Возбуждение Александра граничило с безумием. Он был вне себя. Он громко выкрикивал:
— Яйцо! Яйцо, снесенное в день моего рождения! Я император. Я знаю, ты хочешь меня убить! Не приближайся ко мне, злодей! — Он метался по комнате. Потом, остановившись вдруг передо мной и широко раскрыв объятия, воскликнул: — Друг мой! Мой старый товарищ! Проси у меня всего, чего хочешь!.. Ведь я император!.. Император… Прав был отец… Пурпурное яйцо… Так и есть… Император… Злодей! Как ты смел утаить от меня эту книгу? Я жестоко покараю тебя за государственную измену… Я император… Император! Да, я должен стать императором… Это мой долг! Да, долг…

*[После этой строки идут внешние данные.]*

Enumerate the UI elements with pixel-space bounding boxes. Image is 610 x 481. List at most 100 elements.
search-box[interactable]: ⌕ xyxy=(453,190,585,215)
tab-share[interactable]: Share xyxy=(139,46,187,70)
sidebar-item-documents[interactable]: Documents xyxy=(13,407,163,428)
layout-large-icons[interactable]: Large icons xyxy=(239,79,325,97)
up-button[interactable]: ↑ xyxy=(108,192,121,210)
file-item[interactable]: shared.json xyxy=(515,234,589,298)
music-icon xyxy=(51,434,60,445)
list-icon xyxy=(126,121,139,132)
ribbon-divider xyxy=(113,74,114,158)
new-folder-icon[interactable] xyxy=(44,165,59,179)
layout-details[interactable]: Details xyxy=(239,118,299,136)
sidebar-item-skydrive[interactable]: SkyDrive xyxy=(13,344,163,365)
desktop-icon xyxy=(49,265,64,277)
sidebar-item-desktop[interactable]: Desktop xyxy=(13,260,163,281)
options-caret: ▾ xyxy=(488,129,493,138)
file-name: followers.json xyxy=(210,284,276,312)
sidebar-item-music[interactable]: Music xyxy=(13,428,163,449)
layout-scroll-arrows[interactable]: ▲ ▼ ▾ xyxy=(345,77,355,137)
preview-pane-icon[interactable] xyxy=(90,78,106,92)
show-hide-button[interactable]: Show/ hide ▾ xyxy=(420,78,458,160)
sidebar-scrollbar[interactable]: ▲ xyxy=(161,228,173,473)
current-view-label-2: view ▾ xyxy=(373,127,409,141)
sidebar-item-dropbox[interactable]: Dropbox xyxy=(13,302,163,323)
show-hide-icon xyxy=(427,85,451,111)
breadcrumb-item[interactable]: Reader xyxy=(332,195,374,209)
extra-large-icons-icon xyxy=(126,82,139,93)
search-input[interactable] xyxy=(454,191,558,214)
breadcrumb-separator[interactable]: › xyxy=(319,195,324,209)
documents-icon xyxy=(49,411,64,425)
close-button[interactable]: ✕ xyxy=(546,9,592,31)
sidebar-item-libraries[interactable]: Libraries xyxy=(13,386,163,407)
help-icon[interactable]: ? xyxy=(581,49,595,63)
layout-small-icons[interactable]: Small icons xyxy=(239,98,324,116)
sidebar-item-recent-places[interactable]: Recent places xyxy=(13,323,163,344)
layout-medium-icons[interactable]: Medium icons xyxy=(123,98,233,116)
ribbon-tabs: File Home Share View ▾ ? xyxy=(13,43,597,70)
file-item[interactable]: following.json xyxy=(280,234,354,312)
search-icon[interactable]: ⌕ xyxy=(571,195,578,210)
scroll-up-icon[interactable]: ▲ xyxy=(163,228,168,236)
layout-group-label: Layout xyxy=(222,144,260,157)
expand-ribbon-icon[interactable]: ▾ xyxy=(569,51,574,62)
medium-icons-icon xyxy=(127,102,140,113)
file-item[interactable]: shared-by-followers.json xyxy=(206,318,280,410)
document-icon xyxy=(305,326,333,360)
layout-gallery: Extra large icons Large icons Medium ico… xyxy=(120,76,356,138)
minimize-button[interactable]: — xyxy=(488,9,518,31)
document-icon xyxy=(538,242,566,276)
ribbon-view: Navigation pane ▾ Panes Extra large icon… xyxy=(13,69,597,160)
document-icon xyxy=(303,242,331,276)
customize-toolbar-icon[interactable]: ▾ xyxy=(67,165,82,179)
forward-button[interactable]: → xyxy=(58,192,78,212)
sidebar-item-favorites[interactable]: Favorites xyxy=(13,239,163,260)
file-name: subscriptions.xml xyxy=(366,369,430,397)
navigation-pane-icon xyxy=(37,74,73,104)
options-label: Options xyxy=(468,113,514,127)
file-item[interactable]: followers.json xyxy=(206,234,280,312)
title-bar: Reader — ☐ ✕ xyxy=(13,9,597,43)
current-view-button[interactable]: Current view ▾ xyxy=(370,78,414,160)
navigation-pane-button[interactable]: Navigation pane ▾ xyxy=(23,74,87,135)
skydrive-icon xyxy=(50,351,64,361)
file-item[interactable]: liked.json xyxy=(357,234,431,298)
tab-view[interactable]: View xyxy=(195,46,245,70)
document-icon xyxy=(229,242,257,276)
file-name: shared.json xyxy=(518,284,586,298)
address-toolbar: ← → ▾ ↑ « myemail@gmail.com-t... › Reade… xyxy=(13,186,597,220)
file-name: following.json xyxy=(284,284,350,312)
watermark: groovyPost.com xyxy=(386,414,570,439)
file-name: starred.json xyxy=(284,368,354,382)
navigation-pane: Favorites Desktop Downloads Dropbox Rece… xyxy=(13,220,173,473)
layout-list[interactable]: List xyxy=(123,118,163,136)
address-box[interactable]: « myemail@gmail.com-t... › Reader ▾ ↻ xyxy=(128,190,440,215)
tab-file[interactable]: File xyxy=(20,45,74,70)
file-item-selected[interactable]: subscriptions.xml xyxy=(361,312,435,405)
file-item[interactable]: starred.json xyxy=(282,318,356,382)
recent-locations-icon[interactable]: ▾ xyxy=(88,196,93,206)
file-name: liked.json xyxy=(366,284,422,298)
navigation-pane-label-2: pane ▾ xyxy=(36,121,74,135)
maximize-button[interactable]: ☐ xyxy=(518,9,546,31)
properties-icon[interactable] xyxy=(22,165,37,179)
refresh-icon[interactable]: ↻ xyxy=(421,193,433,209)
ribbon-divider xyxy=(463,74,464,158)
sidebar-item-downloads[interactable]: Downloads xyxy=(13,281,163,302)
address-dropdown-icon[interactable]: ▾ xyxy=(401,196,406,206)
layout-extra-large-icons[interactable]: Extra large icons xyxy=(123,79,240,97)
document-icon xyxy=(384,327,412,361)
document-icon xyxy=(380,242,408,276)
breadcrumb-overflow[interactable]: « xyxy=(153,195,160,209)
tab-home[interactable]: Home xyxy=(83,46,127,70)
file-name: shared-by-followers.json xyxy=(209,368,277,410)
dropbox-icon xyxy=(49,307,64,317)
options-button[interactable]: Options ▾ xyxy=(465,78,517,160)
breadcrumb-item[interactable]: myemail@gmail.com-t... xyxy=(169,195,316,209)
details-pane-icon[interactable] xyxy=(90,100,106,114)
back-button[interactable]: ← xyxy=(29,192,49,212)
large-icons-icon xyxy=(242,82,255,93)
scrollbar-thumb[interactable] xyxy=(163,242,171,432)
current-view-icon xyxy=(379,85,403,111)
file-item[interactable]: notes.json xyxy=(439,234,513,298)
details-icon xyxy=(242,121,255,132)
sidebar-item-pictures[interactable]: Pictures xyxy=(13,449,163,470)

Он ушел. Напрасно я старался удержать его. Он вырвался и убежал. Остальное вам известно. Во всех газетах рассказывалось, как, выйдя от меня, он купил револьвер и застрелил часового, который преградил ему доступ в Елисейский дворец.
Так фраза, написанная латинским историком четвертого века, послужила пятнадцать веков спустя причиной смерти ни в чем не повинного французского солдата. Попробуйте-ка распутать сложный клубок причин и следствий! Попробуйте, совершая какой-нибудь поступок, с уверенностью сказать: «Я знаю, что я делаю». Вот и все, мой друг, что я хотел вам рассказать. Конец этой истории представляет интерес разве лишь для медицинской статистики и может быть передан в нескольких словах: Александра Леманселя поместили в психиатрическую больницу, где он в течение полумесяца буйствовал, а затем впал в идиотизм, сопровождавшийся страшной прожорливостью: он поедал даже воск для натирки полов. Три месяца тому назад он задохся, подавившись губкой.
Доктор умолк и закурил папиросу.
— Вы рассказали нам страшную историю, доктор! — сказал я, немного помолчав.
— Да, история страшная, но зато подлинная, — ответил он. — Я бы не отказался от рюмки коньяку.